My Plans Vs. His Plans
Life has been a little overwhelming to me lately. I think my expectations are just not realistic. But then I think, maybe they are realistic and I’m just lazy. It’s a battle that I fight daily. I feel guilty when my husband gets up with the baby and lets me sleep in. I feel guilty if I nap when the baby naps. I feel like I have to spend every waking second doing something productive. I know I need to cut myself some slack, but for some reason I just can’t. We have finished homeschool for this school year and though I thought things would get easier, I find a million more things that could use my attention while I’m not doing school work with the kids.
I need to exercise. I should organize those containers full of photos that have just been sitting in my closet. The baby screams and cries most of the day because he’s constipated. I’ve done everything I know to do to help him. I should provide some meals for my family instead of everyone fending for themselves. That’s how it goes way too many nights.

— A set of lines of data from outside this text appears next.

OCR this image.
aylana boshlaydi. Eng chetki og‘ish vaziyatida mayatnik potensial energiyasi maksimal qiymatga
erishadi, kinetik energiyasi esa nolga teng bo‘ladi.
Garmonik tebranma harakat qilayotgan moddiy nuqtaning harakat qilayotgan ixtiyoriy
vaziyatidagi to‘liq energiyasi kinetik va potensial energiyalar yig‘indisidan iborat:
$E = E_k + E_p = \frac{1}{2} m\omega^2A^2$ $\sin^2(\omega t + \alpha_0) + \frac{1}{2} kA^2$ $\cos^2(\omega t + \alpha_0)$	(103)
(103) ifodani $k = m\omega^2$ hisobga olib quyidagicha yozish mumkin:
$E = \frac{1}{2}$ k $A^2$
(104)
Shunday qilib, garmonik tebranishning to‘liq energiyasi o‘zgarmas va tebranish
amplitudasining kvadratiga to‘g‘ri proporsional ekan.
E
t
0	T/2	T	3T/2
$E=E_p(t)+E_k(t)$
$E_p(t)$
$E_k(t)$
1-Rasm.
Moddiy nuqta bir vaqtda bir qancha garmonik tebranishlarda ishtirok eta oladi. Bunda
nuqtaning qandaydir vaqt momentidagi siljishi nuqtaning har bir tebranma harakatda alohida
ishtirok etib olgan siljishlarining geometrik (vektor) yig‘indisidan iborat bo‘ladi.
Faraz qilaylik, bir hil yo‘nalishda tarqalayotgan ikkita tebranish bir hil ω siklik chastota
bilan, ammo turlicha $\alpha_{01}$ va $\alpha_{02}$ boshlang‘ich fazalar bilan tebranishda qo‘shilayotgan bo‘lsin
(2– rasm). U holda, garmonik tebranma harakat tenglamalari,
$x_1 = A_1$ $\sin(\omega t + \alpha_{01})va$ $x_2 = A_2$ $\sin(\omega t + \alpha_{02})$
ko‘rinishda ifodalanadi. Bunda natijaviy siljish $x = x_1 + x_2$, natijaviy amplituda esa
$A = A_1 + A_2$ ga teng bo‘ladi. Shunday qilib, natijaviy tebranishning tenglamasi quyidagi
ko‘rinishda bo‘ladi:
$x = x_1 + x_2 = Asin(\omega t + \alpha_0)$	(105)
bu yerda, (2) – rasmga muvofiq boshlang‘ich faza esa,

The laundry is piling up, the floors need swept, and where did my table go again? I really should play more with the kids. They are growing up so fast. I’m trying to fit more Bible reading and time alone with God into my schedule. Most of the time my day goes a lot smoother if I get this in early in the morning. So much clutter in the house. I need to sell some stuff! I’m working on a budget for our family; getting help from a friend since I’ve tried and tried and always failed. I should do meal plans. Hopefully I’ll get to that soon. I need more date nights with my husband. Neither one of us can remember the last time we went out on a date. Isn’t that sad! So sad! Priorities just aren’t the way they should be, or my husband and I would be spending more time alone.